PARIS - Iran could have nuclear weapons in one to two years if the country carries on violating the 2015 nuclear accord, French Foreign Minister Jean-Yves Le Drian said on Friday.
"If they continue with unravelling the Vienna agreement, then yes, within a fairly short period of time, between one and two years, they could have access to a nuclear weapon, which is not an option", Le Drian said on RTL radio.
EU foreign ministers will hold an emergency meeting on Friday to seek ways to guide the United States and Iran away from confrontation, knowing that a miscalculation on either side could leave the bloc facing a war and a serious nuclear proliferation crisis on its doorstep.
But the simmering tensions have highlighted Europe's struggles to influence either side and play a mediating role with powerhouses Britain, France and Germany desperately trying to pressure Iran to stick to a 2015 nuclear pact and pullback from further escalation.

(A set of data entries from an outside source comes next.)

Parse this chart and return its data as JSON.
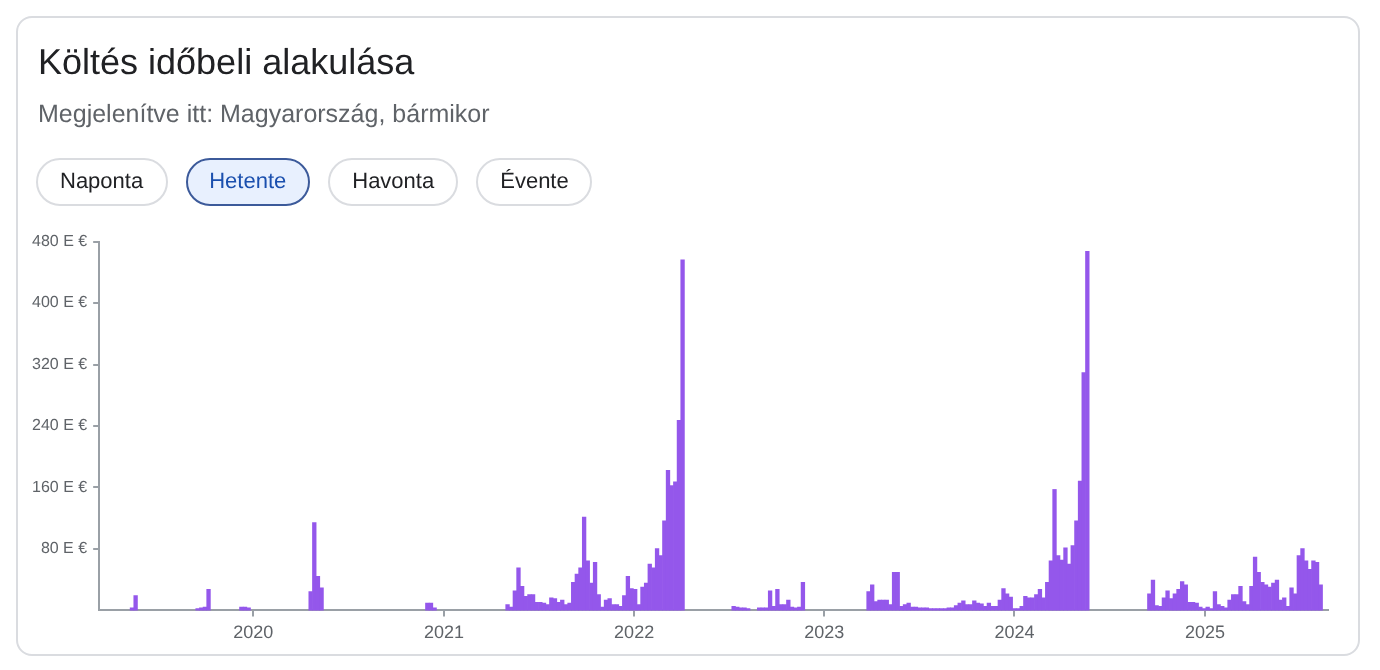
{
  "chart_data": {
    "type": "bar",
    "title": "Költés időbeli alakulása",
    "subtitle": "Megjelenítve itt: Magyarország, bármikor",
    "annotations": [
      "Naponta",
      "Hetente",
      "Havonta",
      "Évente"
    ],
    "color": "#9457eb",
    "x": [
      "2019-05-13",
      "2019-05-20",
      "2019-09-16",
      "2019-09-23",
      "2019-09-30",
      "2019-10-07",
      "2019-12-09",
      "2019-12-16",
      "2019-12-23",
      "2020-04-20",
      "2020-04-27",
      "2020-05-04",
      "2020-05-11",
      "2020-11-30",
      "2020-12-07",
      "2020-12-14",
      "2021-05-03",
      "2021-05-10",
      "2021-05-17",
      "2021-05-24",
      "2021-05-31",
      "2021-06-07",
      "2021-06-14",
      "2021-06-21",
      "2021-06-28",
      "2021-07-05",
      "2021-07-12",
      "2021-07-19",
      "2021-07-26",
      "2021-08-02",
      "2021-08-09",
      "2021-08-16",
      "2021-08-23",
      "2021-08-30",
      "2021-09-06",
      "2021-09-13",
      "2021-09-20",
      "2021-09-27",
      "2021-10-04",
      "2021-10-11",
      "2021-10-18",
      "2021-10-25",
      "2021-11-01",
      "2021-11-08",
      "2021-11-15",
      "2021-11-22",
      "2021-11-29",
      "2021-12-06",
      "2021-12-13",
      "2021-12-20",
      "2021-12-27",
      "2022-01-03",
      "2022-01-10",
      "2022-01-17",
      "2022-01-24",
      "2022-01-31",
      "2022-02-07",
      "2022-02-14",
      "2022-02-21",
      "2022-02-28",
      "2022-03-07",
      "2022-03-14",
      "2022-03-21",
      "2022-03-28",
      "2022-04-04",
      "2022-07-11",
      "2022-07-18",
      "2022-07-25",
      "2022-08-01",
      "2022-08-08",
      "2022-08-29",
      "2022-09-05",
      "2022-09-12",
      "2022-09-19",
      "2022-09-26",
      "2022-10-03",
      "2022-10-10",
      "2022-10-17",
      "2022-10-24",
      "2022-10-31",
      "2022-11-07",
      "2022-11-14",
      "2022-11-21",
      "2023-03-27",
      "2023-04-03",
      "2023-04-10",
      "2023-04-17",
      "2023-04-24",
      "2023-05-01",
      "2023-05-08",
      "2023-05-15",
      "2023-05-22",
      "2023-05-29",
      "2023-06-05",
      "2023-06-12",
      "2023-06-19",
      "2023-06-26",
      "2023-07-03",
      "2023-07-10",
      "2023-07-17",
      "2023-07-24",
      "2023-07-31",
      "2023-08-07",
      "2023-08-14",
      "2023-08-21",
      "2023-08-28",
      "2023-09-04",
      "2023-09-11",
      "2023-09-18",
      "2023-09-25",
      "2023-10-02",
      "2023-10-09",
      "2023-10-16",
      "2023-10-23",
      "2023-10-30",
      "2023-11-06",
      "2023-11-13",
      "2023-11-20",
      "2023-11-27",
      "2023-12-04",
      "2023-12-11",
      "2023-12-18",
      "2023-12-25",
      "2024-01-01",
      "2024-01-08",
      "2024-01-15",
      "2024-01-22",
      "2024-01-29",
      "2024-02-05",
      "2024-02-12",
      "2024-02-19",
      "2024-02-26",
      "2024-03-04",
      "2024-03-11",
      "2024-03-18",
      "2024-03-25",
      "2024-04-01",
      "2024-04-08",
      "2024-04-15",
      "2024-04-22",
      "2024-04-29",
      "2024-05-06",
      "2024-05-13",
      "2024-05-20",
      "2024-09-16",
      "2024-09-23",
      "2024-09-30",
      "2024-10-07",
      "2024-10-14",
      "2024-10-21",
      "2024-10-28",
      "2024-11-04",
      "2024-11-11",
      "2024-11-18",
      "2024-11-25",
      "2024-12-02",
      "2024-12-09",
      "2024-12-16",
      "2024-12-23",
      "2024-12-30",
      "2025-01-06",
      "2025-01-13",
      "2025-01-20",
      "2025-01-27",
      "2025-02-03",
      "2025-02-10",
      "2025-02-17",
      "2025-02-24",
      "2025-03-03",
      "2025-03-10",
      "2025-03-17",
      "2025-03-24",
      "2025-03-31",
      "2025-04-07",
      "2025-04-14",
      "2025-04-21",
      "2025-04-28",
      "2025-05-05",
      "2025-05-12",
      "2025-05-19",
      "2025-05-26",
      "2025-06-02",
      "2025-06-09",
      "2025-06-16",
      "2025-06-23",
      "2025-06-30",
      "2025-07-07",
      "2025-07-14",
      "2025-07-21",
      "2025-07-28",
      "2025-08-04",
      "2025-08-11"
    ],
    "values": [
      3,
      19,
      2,
      3,
      4,
      27,
      4,
      4,
      3,
      24,
      114,
      44,
      29,
      9,
      9,
      3,
      7,
      4,
      25,
      55,
      31,
      18,
      20,
      20,
      10,
      10,
      9,
      7,
      16,
      15,
      10,
      13,
      7,
      9,
      36,
      47,
      55,
      121,
      64,
      35,
      62,
      20,
      4,
      13,
      15,
      7,
      7,
      5,
      19,
      44,
      28,
      27,
      7,
      30,
      35,
      60,
      55,
      80,
      71,
      116,
      182,
      162,
      167,
      247,
      456,
      5,
      4,
      3,
      3,
      2,
      3,
      3,
      3,
      25,
      5,
      27,
      7,
      7,
      13,
      4,
      3,
      4,
      36,
      24,
      33,
      11,
      13,
      13,
      13,
      7,
      49,
      49,
      5,
      7,
      9,
      4,
      4,
      3,
      3,
      3,
      2,
      2,
      2,
      2,
      2,
      3,
      3,
      6,
      9,
      12,
      7,
      7,
      12,
      9,
      8,
      5,
      9,
      5,
      5,
      13,
      28,
      21,
      17,
      2,
      2,
      5,
      18,
      16,
      16,
      20,
      27,
      16,
      36,
      64,
      157,
      71,
      65,
      81,
      60,
      84,
      116,
      168,
      309,
      467,
      21,
      39,
      6,
      5,
      16,
      25,
      15,
      21,
      27,
      37,
      33,
      10,
      10,
      9,
      4,
      2,
      4,
      2,
      24,
      7,
      5,
      3,
      13,
      20,
      20,
      31,
      11,
      7,
      31,
      69,
      49,
      36,
      33,
      30,
      35,
      39,
      13,
      16,
      5,
      29,
      21,
      71,
      80,
      64,
      53,
      64,
      62,
      33
    ],
    "xlim": [
      "2019-03-11",
      "2025-08-25"
    ],
    "xticks": [
      {
        "value": "2020-01-01",
        "label": "2020"
      },
      {
        "value": "2021-01-01",
        "label": "2021"
      },
      {
        "value": "2022-01-01",
        "label": "2022"
      },
      {
        "value": "2023-01-01",
        "label": "2023"
      },
      {
        "value": "2024-01-01",
        "label": "2024"
      },
      {
        "value": "2025-01-01",
        "label": "2025"
      }
    ],
    "ylim": [
      0,
      480
    ],
    "yticks": [
      {
        "value": 80,
        "label": "80 E €"
      },
      {
        "value": 160,
        "label": "160 E €"
      },
      {
        "value": 240,
        "label": "240 E €"
      },
      {
        "value": 320,
        "label": "320 E €"
      },
      {
        "value": 400,
        "label": "400 E €"
      },
      {
        "value": 480,
        "label": "480 E €"
      }
    ]
  }
}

They also want to convince US President Donald Trump, who on Wednesday called on them to join him in withdrawing from the nuclear agreement, that they are tough-minded allies who will not be deceived by Tehran.
But Iran's decision on Monday to scrap limits imposed on its nuclear enrichment under the arms control accord has also left the European powers in an awkward position.
Iran, which says its nuclear programme is for civilian purposes, has already breached many of the restrictions under the deal, intended to increase the amount of time Tehran would need to accumulate enough fissile material for an atomic bomb from two to three months to about a year.
The latest announcements could start drastically reducing that time and the three European powers, who along with Russia and China, have attempted to salvage the deal since the United States pulled out and reimposed tough economic sanctions in 2018, are keen to send a firm message that the breaches are unacceptable.
They have agreed to launch a dispute resolution process within the accord that could ultimately lead to renewed UN sanctions on Tehran, but have hesitated on the timing following this week's tensions fearing that Iran may react badly.